In 1920 Rene Caisse met a prospector’s wife who had survived breast cancer. She owed her recovery to an Obijawa Indian tea using four herbs growing in the local Ontario wilderness. (I listed the ingredients in my last blog post, Billy Best’s Herbal Infusion Worked for My First Cancer Patient.)
Rene went on to save thousands of patients’ lives using her own variation of the herbal formula for all sorts of degenerative diseases – but mainly as a treatment for cancer. Known as “Canada’s Caner Nurse” Rene Caisse never accepted money for her herbal formula.
Investigating doctors reported the following to Ottawa: “To the best of our knowledge, she has not been given a case to treat until everything in medical and surgical science has been tried without effect and even then she was able to show remarkable beneficial results on those cases at that late stage.” (Bracebridge Examiner, January, 1979)
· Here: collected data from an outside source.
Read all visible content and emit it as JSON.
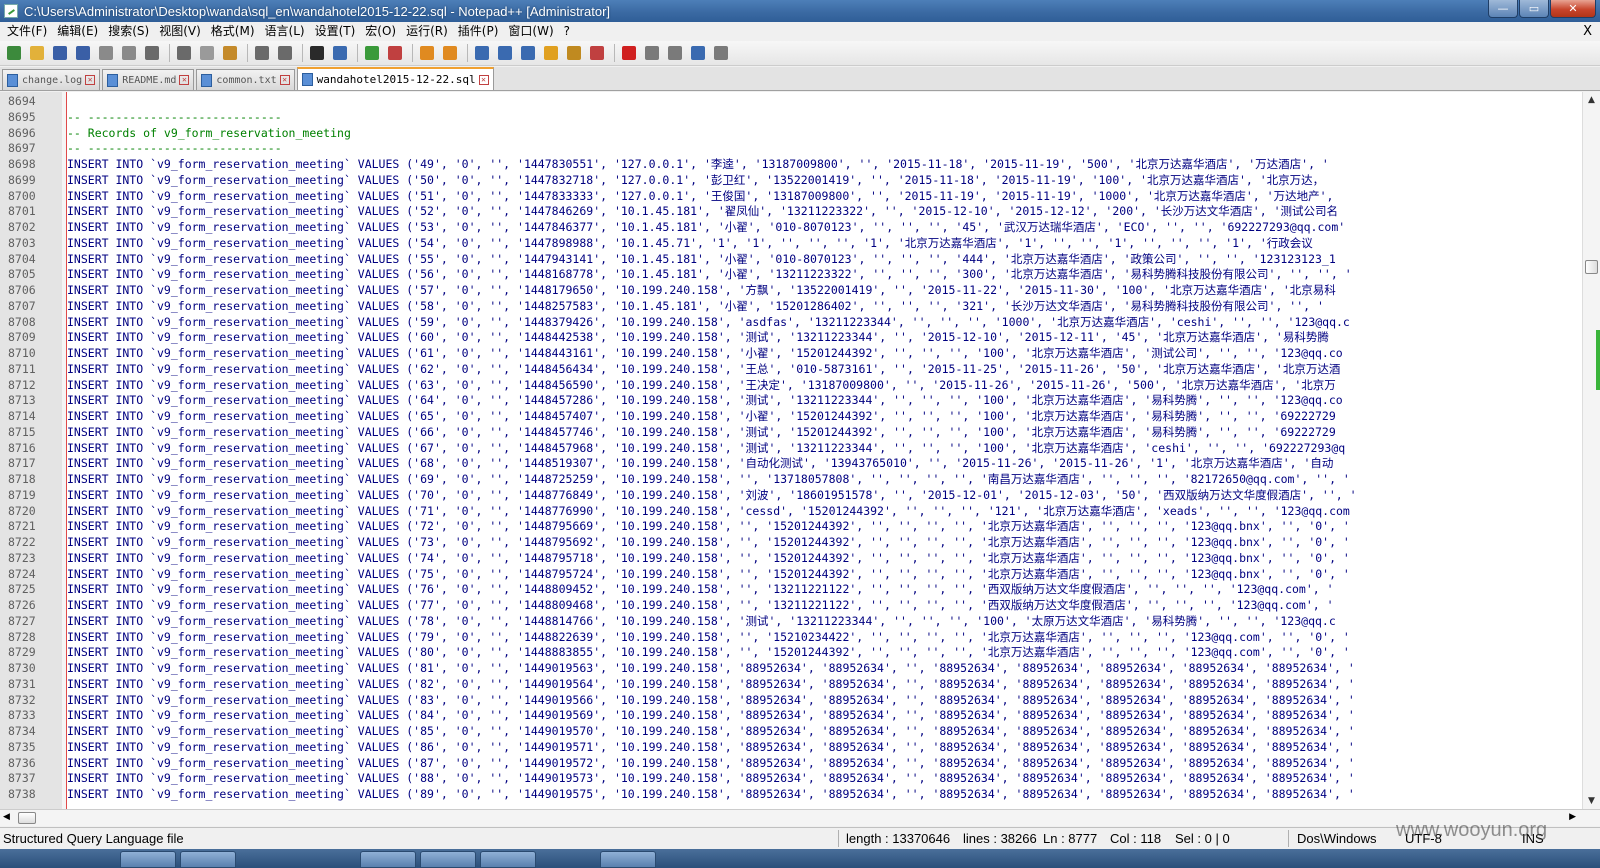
{
  "window": {
    "title": "C:\\Users\\Administrator\\Desktop\\wanda\\sql_en\\wandahotel2015-12-22.sql - Notepad++ [Administrator]",
    "buttons": [
      "—",
      "▭",
      "✕"
    ]
  },
  "menu": {
    "items": [
      "文件(F)",
      "编辑(E)",
      "搜索(S)",
      "视图(V)",
      "格式(M)",
      "语言(L)",
      "设置(T)",
      "宏(O)",
      "运行(R)",
      "插件(P)",
      "窗口(W)",
      "?"
    ],
    "close_glyph": "X"
  },
  "toolbar": {
    "icons": [
      "new-file-icon",
      "open-file-icon",
      "save-icon",
      "save-all-icon",
      "close-icon",
      "close-all-icon",
      "print-icon",
      "cut-icon",
      "copy-icon",
      "paste-icon",
      "undo-icon",
      "redo-icon",
      "find-icon",
      "replace-icon",
      "zoom-in-icon",
      "zoom-out-icon",
      "sync-v-icon",
      "sync-h-icon",
      "wrap-icon",
      "all-chars-icon",
      "indent-guide-icon",
      "udl-icon",
      "doc-map-icon",
      "function-list-icon",
      "record-macro-icon",
      "stop-record-icon",
      "play-macro-icon",
      "run-macro-multiple-icon",
      "save-macro-icon"
    ],
    "colors": [
      "#3c8a3c",
      "#e2b13a",
      "#3a5fa6",
      "#3a5fa6",
      "#8a8a8a",
      "#8a8a8a",
      "#6a6a6a",
      "#6a6a6a",
      "#9a9a9a",
      "#c48a2a",
      "#6a6a6a",
      "#6a6a6a",
      "#2a2a2a",
      "#3a6ab0",
      "#3a9a3a",
      "#c04040",
      "#e08a20",
      "#e08a20",
      "#3a6ab0",
      "#3a6ab0",
      "#3a6ab0",
      "#e0a020",
      "#c08a20",
      "#c04040",
      "#d02020",
      "#7a7a7a",
      "#7a7a7a",
      "#3a6ab0",
      "#7a7a7a"
    ]
  },
  "tabs": [
    {
      "label": "change.log",
      "active": false
    },
    {
      "label": "README.md",
      "active": false
    },
    {
      "label": "common.txt",
      "active": false
    },
    {
      "label": "wandahotel2015-12-22.sql",
      "active": true
    }
  ],
  "editor": {
    "lines": [
      {
        "n": "8694",
        "text": "",
        "kind": "sql"
      },
      {
        "n": "8695",
        "text": "-- ----------------------------",
        "kind": "comment"
      },
      {
        "n": "8696",
        "text": "-- Records of v9_form_reservation_meeting",
        "kind": "comment"
      },
      {
        "n": "8697",
        "text": "-- ----------------------------",
        "kind": "comment"
      },
      {
        "n": "8698",
        "text": "INSERT INTO `v9_form_reservation_meeting` VALUES ('49', '0', '', '1447830551', '127.0.0.1', '李逵', '13187009800', '', '2015-11-18', '2015-11-19', '500', '北京万达嘉华酒店', '万达酒店', '",
        "kind": "sql"
      },
      {
        "n": "8699",
        "text": "INSERT INTO `v9_form_reservation_meeting` VALUES ('50', '0', '', '1447832718', '127.0.0.1', '彭卫红', '13522001419', '', '2015-11-18', '2015-11-19', '100', '北京万达嘉华酒店', '北京万达，",
        "kind": "sql"
      },
      {
        "n": "8700",
        "text": "INSERT INTO `v9_form_reservation_meeting` VALUES ('51', '0', '', '1447833333', '127.0.0.1', '王俊国', '13187009800', '', '2015-11-19', '2015-11-19', '1000', '北京万达嘉华酒店', '万达地产',",
        "kind": "sql"
      },
      {
        "n": "8701",
        "text": "INSERT INTO `v9_form_reservation_meeting` VALUES ('52', '0', '', '1447846269', '10.1.45.181', '翟凤仙', '13211223322', '', '2015-12-10', '2015-12-12', '200', '长沙万达文华酒店', '测试公司名",
        "kind": "sql"
      },
      {
        "n": "8702",
        "text": "INSERT INTO `v9_form_reservation_meeting` VALUES ('53', '0', '', '1447846377', '10.1.45.181', '小翟', '010-8070123', '', '', '', '45', '武汉万达瑞华酒店', 'ECO', '', '', '692227293@qq.com'",
        "kind": "sql"
      },
      {
        "n": "8703",
        "text": "INSERT INTO `v9_form_reservation_meeting` VALUES ('54', '0', '', '1447898988', '10.1.45.71', '1', '1', '', '', '', '1', '北京万达嘉华酒店', '1', '', '', '1', '', '', '', '1', '行政会议",
        "kind": "sql"
      },
      {
        "n": "8704",
        "text": "INSERT INTO `v9_form_reservation_meeting` VALUES ('55', '0', '', '1447943141', '10.1.45.181', '小翟', '010-8070123', '', '', '', '444', '北京万达嘉华酒店', '政策公司', '', '', '123123123_1",
        "kind": "sql"
      },
      {
        "n": "8705",
        "text": "INSERT INTO `v9_form_reservation_meeting` VALUES ('56', '0', '', '1448168778', '10.1.45.181', '小翟', '13211223322', '', '', '', '300', '北京万达嘉华酒店', '易科势腾科技股份有限公司', '', '', '",
        "kind": "sql"
      },
      {
        "n": "8706",
        "text": "INSERT INTO `v9_form_reservation_meeting` VALUES ('57', '0', '', '1448179650', '10.199.240.158', '方飘', '13522001419', '', '2015-11-22', '2015-11-30', '100', '北京万达嘉华酒店', '北京易科",
        "kind": "sql"
      },
      {
        "n": "8707",
        "text": "INSERT INTO `v9_form_reservation_meeting` VALUES ('58', '0', '', '1448257583', '10.1.45.181', '小翟', '15201286402', '', '', '', '321', '长沙万达文华酒店', '易科势腾科技股份有限公司', '', '",
        "kind": "sql"
      },
      {
        "n": "8708",
        "text": "INSERT INTO `v9_form_reservation_meeting` VALUES ('59', '0', '', '1448379426', '10.199.240.158', 'asdfas', '13211223344', '', '', '', '1000', '北京万达嘉华酒店', 'ceshi', '', '', '123@qq.c",
        "kind": "sql"
      },
      {
        "n": "8709",
        "text": "INSERT INTO `v9_form_reservation_meeting` VALUES ('60', '0', '', '1448442538', '10.199.240.158', '测试', '13211223344', '', '2015-12-10', '2015-12-11', '45', '北京万达嘉华酒店', '易科势腾",
        "kind": "sql"
      },
      {
        "n": "8710",
        "text": "INSERT INTO `v9_form_reservation_meeting` VALUES ('61', '0', '', '1448443161', '10.199.240.158', '小翟', '15201244392', '', '', '', '100', '北京万达嘉华酒店', '测试公司', '', '', '123@qq.co",
        "kind": "sql"
      },
      {
        "n": "8711",
        "text": "INSERT INTO `v9_form_reservation_meeting` VALUES ('62', '0', '', '1448456434', '10.199.240.158', '王总', '010-5873161', '', '2015-11-25', '2015-11-26', '50', '北京万达嘉华酒店', '北京万达酒",
        "kind": "sql"
      },
      {
        "n": "8712",
        "text": "INSERT INTO `v9_form_reservation_meeting` VALUES ('63', '0', '', '1448456590', '10.199.240.158', '王决定', '13187009800', '', '2015-11-26', '2015-11-26', '500', '北京万达嘉华酒店', '北京万",
        "kind": "sql"
      },
      {
        "n": "8713",
        "text": "INSERT INTO `v9_form_reservation_meeting` VALUES ('64', '0', '', '1448457286', '10.199.240.158', '测试', '13211223344', '', '', '', '100', '北京万达嘉华酒店', '易科势腾', '', '', '123@qq.co",
        "kind": "sql"
      },
      {
        "n": "8714",
        "text": "INSERT INTO `v9_form_reservation_meeting` VALUES ('65', '0', '', '1448457407', '10.199.240.158', '小翟', '15201244392', '', '', '', '100', '北京万达嘉华酒店', '易科势腾', '', '', '69222729",
        "kind": "sql"
      },
      {
        "n": "8715",
        "text": "INSERT INTO `v9_form_reservation_meeting` VALUES ('66', '0', '', '1448457746', '10.199.240.158', '测试', '15201244392', '', '', '', '100', '北京万达嘉华酒店', '易科势腾', '', '', '69222729",
        "kind": "sql"
      },
      {
        "n": "8716",
        "text": "INSERT INTO `v9_form_reservation_meeting` VALUES ('67', '0', '', '1448457968', '10.199.240.158', '测试', '13211223344', '', '', '', '100', '北京万达嘉华酒店', 'ceshi', '', '', '692227293@q",
        "kind": "sql"
      },
      {
        "n": "8717",
        "text": "INSERT INTO `v9_form_reservation_meeting` VALUES ('68', '0', '', '1448519307', '10.199.240.158', '自动化测试', '13943765010', '', '2015-11-26', '2015-11-26', '1', '北京万达嘉华酒店', '自动",
        "kind": "sql"
      },
      {
        "n": "8718",
        "text": "INSERT INTO `v9_form_reservation_meeting` VALUES ('69', '0', '', '1448725259', '10.199.240.158', '', '13718057808', '', '', '', '', '南昌万达嘉华酒店', '', '', '', '82172650@qq.com', '', '",
        "kind": "sql"
      },
      {
        "n": "8719",
        "text": "INSERT INTO `v9_form_reservation_meeting` VALUES ('70', '0', '', '1448776849', '10.199.240.158', '刘波', '18601951578', '', '2015-12-01', '2015-12-03', '50', '西双版纳万达文华度假酒店', '', '",
        "kind": "sql"
      },
      {
        "n": "8720",
        "text": "INSERT INTO `v9_form_reservation_meeting` VALUES ('71', '0', '', '1448776990', '10.199.240.158', 'cessd', '15201244392', '', '', '', '121', '北京万达嘉华酒店', 'xeads', '', '', '123@qq.com",
        "kind": "sql"
      },
      {
        "n": "8721",
        "text": "INSERT INTO `v9_form_reservation_meeting` VALUES ('72', '0', '', '1448795669', '10.199.240.158', '', '15201244392', '', '', '', '', '北京万达嘉华酒店', '', '', '', '123@qq.bnx', '', '0', '",
        "kind": "sql"
      },
      {
        "n": "8722",
        "text": "INSERT INTO `v9_form_reservation_meeting` VALUES ('73', '0', '', '1448795692', '10.199.240.158', '', '15201244392', '', '', '', '', '北京万达嘉华酒店', '', '', '', '123@qq.bnx', '', '0', '",
        "kind": "sql"
      },
      {
        "n": "8723",
        "text": "INSERT INTO `v9_form_reservation_meeting` VALUES ('74', '0', '', '1448795718', '10.199.240.158', '', '15201244392', '', '', '', '', '北京万达嘉华酒店', '', '', '', '123@qq.bnx', '', '0', '",
        "kind": "sql"
      },
      {
        "n": "8724",
        "text": "INSERT INTO `v9_form_reservation_meeting` VALUES ('75', '0', '', '1448795724', '10.199.240.158', '', '15201244392', '', '', '', '', '北京万达嘉华酒店', '', '', '', '123@qq.bnx', '', '0', '",
        "kind": "sql"
      },
      {
        "n": "8725",
        "text": "INSERT INTO `v9_form_reservation_meeting` VALUES ('76', '0', '', '1448809452', '10.199.240.158', '', '13211221122', '', '', '', '', '西双版纳万达文华度假酒店', '', '', '', '123@qq.com', '",
        "kind": "sql"
      },
      {
        "n": "8726",
        "text": "INSERT INTO `v9_form_reservation_meeting` VALUES ('77', '0', '', '1448809468', '10.199.240.158', '', '13211221122', '', '', '', '', '西双版纳万达文华度假酒店', '', '', '', '123@qq.com', '",
        "kind": "sql"
      },
      {
        "n": "8727",
        "text": "INSERT INTO `v9_form_reservation_meeting` VALUES ('78', '0', '', '1448814766', '10.199.240.158', '测试', '13211223344', '', '', '', '100', '太原万达文华酒店', '易科势腾', '', '', '123@qq.c",
        "kind": "sql"
      },
      {
        "n": "8728",
        "text": "INSERT INTO `v9_form_reservation_meeting` VALUES ('79', '0', '', '1448822639', '10.199.240.158', '', '15210234422', '', '', '', '', '北京万达嘉华酒店', '', '', '', '123@qq.com', '', '0', '",
        "kind": "sql"
      },
      {
        "n": "8729",
        "text": "INSERT INTO `v9_form_reservation_meeting` VALUES ('80', '0', '', '1448883855', '10.199.240.158', '', '15201244392', '', '', '', '', '北京万达嘉华酒店', '', '', '', '123@qq.com', '', '0', '",
        "kind": "sql"
      },
      {
        "n": "8730",
        "text": "INSERT INTO `v9_form_reservation_meeting` VALUES ('81', '0', '', '1449019563', '10.199.240.158', '88952634', '88952634', '', '88952634', '88952634', '88952634', '88952634', '88952634', '",
        "kind": "sql"
      },
      {
        "n": "8731",
        "text": "INSERT INTO `v9_form_reservation_meeting` VALUES ('82', '0', '', '1449019564', '10.199.240.158', '88952634', '88952634', '', '88952634', '88952634', '88952634', '88952634', '88952634', '",
        "kind": "sql"
      },
      {
        "n": "8732",
        "text": "INSERT INTO `v9_form_reservation_meeting` VALUES ('83', '0', '', '1449019566', '10.199.240.158', '88952634', '88952634', '', '88952634', '88952634', '88952634', '88952634', '88952634', '",
        "kind": "sql"
      },
      {
        "n": "8733",
        "text": "INSERT INTO `v9_form_reservation_meeting` VALUES ('84', '0', '', '1449019569', '10.199.240.158', '88952634', '88952634', '', '88952634', '88952634', '88952634', '88952634', '88952634', '",
        "kind": "sql"
      },
      {
        "n": "8734",
        "text": "INSERT INTO `v9_form_reservation_meeting` VALUES ('85', '0', '', '1449019570', '10.199.240.158', '88952634', '88952634', '', '88952634', '88952634', '88952634', '88952634', '88952634', '",
        "kind": "sql"
      },
      {
        "n": "8735",
        "text": "INSERT INTO `v9_form_reservation_meeting` VALUES ('86', '0', '', '1449019571', '10.199.240.158', '88952634', '88952634', '', '88952634', '88952634', '88952634', '88952634', '88952634', '",
        "kind": "sql"
      },
      {
        "n": "8736",
        "text": "INSERT INTO `v9_form_reservation_meeting` VALUES ('87', '0', '', '1449019572', '10.199.240.158', '88952634', '88952634', '', '88952634', '88952634', '88952634', '88952634', '88952634', '",
        "kind": "sql"
      },
      {
        "n": "8737",
        "text": "INSERT INTO `v9_form_reservation_meeting` VALUES ('88', '0', '', '1449019573', '10.199.240.158', '88952634', '88952634', '', '88952634', '88952634', '88952634', '88952634', '88952634', '",
        "kind": "sql"
      },
      {
        "n": "8738",
        "text": "INSERT INTO `v9_form_reservation_meeting` VALUES ('89', '0', '', '1449019575', '10.199.240.158', '88952634', '88952634', '', '88952634', '88952634', '88952634', '88952634', '88952634', '",
        "kind": "sql"
      }
    ]
  },
  "scrollbar": {
    "up": "▲",
    "down": "▼",
    "left": "◀",
    "right": "▶"
  },
  "status": {
    "file_type": "Structured Query Language file",
    "length": "length : 13370646",
    "lines": "lines : 38266",
    "ln": "Ln : 8777",
    "col": "Col : 118",
    "sel": "Sel : 0 | 0",
    "eol": "Dos\\Windows",
    "encoding": "UTF-8",
    "mode": "INS"
  },
  "watermark": "www.wooyun.org"
}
The nation’s capital responded by sending two armed men to arrest her for practicing medicine without a license.
Common sense won over and the town of Bracebridge eventually rented her a hotel for $1 a month with the shingle “Cancer Clinic” hanging proudly.
“I treated thousands of patients,” she writes, “who came from far and near, most of them given up as hopeless after everything in medical science had failed. Some arrived in ambulances, receiving their first treatments lying down in an ambulance; after a few treatments they walked into the clinic without
help.” (Bracebridge Examiner, January, 1979)
Despite mounting success stories and endless testimonials she never received the backing necessary to clinically prove her claims. “I did not know then,” she writes, “of an organized effort to keep a cancer cure from being discovered.”
Sadly, such organized suppression continues today…
As they say on their home page at www.theherbworks.com (one of the best places I know to get the cancer tea, now called the Caisse formula): “As with many governments around the world, our Canadian government is involved in an international effort at destroying this industry, and turning over the remains to Big Pharma.”
Unfortunately, due to the tightening grip of the Canadian government on natural therapies www.theherbworks.com is restricted to selling the formulation through a doctor or herbalist.
The president, Robert DeSilva, emailed me to let you know…
I had to remove the original listed “CAISSE Tea” from the site… due to regulatory issues. It is now listed under the “Next Generation” section, and you will notice that under the Tea component, the label still says: ‘CAISSE” formula.
My advice is to print this blog post (and the last one) and bring them to a naturopath or herbalist who can then order the tea on your behalf.
(Also worth noting: The Essiac Info website recommends purchasing Essiac from essiac-resperin.com which does not seem bound by any restrictions (yet). I cannot, however, vouch for the quality of their product. As always, I recommend that you work with a qualified natural health practitioner.)